Need behind Kemba Walker
Borrego and general manager Mitch Kupchak both said before free agency opened on July 1 that the Hornets’ primary need was another ball-handling guard. Parker will back up two-time All-Star Kemba Walker at point guard, along with rookie Devonte Graham.
Parker played mostly off the bench last season with the Spurs behind Dejounte Murray. Parker suffered a serious injury — a ruptured quadriceps tendon — during the playoffs in May 2017. Borrego said it was huge to the Spurs that Parker rehabbed that injury to the extent he could be effective last season.
“The fact that he wanted to come back, prove to himself, to his team and to his coaches that he could come back from this injury and help our team,” Borrego said of the Spurs. “The credit goes to Tony in how hard he worked.”

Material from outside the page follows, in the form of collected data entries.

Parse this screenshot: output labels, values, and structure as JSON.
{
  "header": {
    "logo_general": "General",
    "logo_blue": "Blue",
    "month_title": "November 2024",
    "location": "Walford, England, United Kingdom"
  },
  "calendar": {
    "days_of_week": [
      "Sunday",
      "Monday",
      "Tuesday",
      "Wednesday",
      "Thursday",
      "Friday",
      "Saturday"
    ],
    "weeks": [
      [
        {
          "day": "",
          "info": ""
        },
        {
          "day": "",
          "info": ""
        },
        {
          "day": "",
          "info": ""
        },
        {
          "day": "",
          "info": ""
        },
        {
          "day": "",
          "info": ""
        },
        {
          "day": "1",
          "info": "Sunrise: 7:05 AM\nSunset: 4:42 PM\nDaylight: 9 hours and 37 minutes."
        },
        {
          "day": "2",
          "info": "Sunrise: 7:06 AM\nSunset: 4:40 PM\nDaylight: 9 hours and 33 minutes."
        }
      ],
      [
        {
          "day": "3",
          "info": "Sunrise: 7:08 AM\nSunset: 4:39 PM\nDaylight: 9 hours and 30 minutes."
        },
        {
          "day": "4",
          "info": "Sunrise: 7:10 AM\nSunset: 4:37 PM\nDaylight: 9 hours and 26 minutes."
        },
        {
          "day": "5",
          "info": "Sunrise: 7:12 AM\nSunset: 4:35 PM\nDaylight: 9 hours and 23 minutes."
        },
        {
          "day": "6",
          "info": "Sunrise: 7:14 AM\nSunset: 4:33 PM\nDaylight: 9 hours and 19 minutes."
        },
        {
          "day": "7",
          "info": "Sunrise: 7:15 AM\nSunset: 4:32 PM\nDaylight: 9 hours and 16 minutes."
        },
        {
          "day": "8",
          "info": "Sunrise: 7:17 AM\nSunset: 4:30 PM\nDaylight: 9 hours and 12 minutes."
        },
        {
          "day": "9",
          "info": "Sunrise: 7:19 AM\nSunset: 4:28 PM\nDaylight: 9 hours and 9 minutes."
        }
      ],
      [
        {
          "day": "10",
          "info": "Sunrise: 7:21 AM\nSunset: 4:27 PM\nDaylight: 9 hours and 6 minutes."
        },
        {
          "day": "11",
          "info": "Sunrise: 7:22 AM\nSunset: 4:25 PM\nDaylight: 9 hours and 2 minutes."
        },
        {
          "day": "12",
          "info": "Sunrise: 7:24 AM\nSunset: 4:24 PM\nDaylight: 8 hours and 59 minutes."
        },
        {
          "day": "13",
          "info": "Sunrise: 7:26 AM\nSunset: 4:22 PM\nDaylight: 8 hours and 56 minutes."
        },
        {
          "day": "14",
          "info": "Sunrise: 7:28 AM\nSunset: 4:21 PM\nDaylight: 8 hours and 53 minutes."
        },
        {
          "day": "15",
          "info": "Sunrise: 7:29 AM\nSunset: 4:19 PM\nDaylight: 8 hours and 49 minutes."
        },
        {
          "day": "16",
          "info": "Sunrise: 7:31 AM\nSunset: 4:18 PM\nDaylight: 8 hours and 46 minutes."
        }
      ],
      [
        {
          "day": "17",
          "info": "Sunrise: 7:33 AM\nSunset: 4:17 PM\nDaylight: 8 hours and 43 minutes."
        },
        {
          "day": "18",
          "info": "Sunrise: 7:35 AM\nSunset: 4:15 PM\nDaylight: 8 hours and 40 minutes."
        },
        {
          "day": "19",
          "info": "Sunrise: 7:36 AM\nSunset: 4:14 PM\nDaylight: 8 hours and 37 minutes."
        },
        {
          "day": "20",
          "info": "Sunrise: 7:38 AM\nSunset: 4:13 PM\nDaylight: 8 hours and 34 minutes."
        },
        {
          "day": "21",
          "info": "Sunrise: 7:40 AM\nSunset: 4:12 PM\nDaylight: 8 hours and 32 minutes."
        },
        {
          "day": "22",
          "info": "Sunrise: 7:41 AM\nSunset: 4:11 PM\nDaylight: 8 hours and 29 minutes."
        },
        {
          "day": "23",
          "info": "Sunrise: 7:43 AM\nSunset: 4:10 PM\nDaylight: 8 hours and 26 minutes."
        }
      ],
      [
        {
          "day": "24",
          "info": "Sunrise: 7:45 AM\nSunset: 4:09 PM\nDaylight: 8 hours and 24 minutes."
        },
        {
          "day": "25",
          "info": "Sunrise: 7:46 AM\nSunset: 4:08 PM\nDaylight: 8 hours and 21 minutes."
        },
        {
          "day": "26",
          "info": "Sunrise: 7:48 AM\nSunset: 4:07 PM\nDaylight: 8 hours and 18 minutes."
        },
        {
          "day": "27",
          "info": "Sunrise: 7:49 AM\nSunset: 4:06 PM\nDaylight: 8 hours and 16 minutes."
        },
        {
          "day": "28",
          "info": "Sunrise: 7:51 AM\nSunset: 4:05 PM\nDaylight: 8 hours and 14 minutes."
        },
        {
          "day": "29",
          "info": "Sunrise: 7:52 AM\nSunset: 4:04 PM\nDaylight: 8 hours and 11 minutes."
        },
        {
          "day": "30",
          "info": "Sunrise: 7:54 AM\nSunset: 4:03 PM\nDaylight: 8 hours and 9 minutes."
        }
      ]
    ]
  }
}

Parker said there were no demands or expectations in his discussions with the Hornets regarding role after he played a career-low 19.5 minutes in 2017-18.
“They didn’t give me (assurances) on playing time,” said Parker, who turned 36 in May. “There’s the challenge in helping J.B. in that first job. I’m helping the team, I’m helping Kemba.”
Also, assisting Batum to re-establish his form. Batum’s key statistics were all down last season, in points (11.6), assists (5.5) and rebounds (3.8).
The Hornets made a massive investment in shooting guard-small forward Batum in the summer of 2016, signing him to a five-year, $120 million contract. Batum is still guaranteed about $75 million over the next three seasons, so it’s crucial for Borrego to figure out how to better utilize him going forward.
Parker noted he helped another former Charlotte player and Frenchman, Boris Diaw, win an NBA championship with the Spurs and won a gold medal for France at the 2013 Eurobasket tournament with Batum.
“He’s been a business partner and my little brother,” Parker said of Batum, seven years younger at 29. Like Parker, Batum came to the NBA as a teenager and first-round pick, debuting with the Portland Trail Blazers.
“Anything I can do (with Batum) is very appealing,” Parker added. “I hope I can get the best out of him next season.”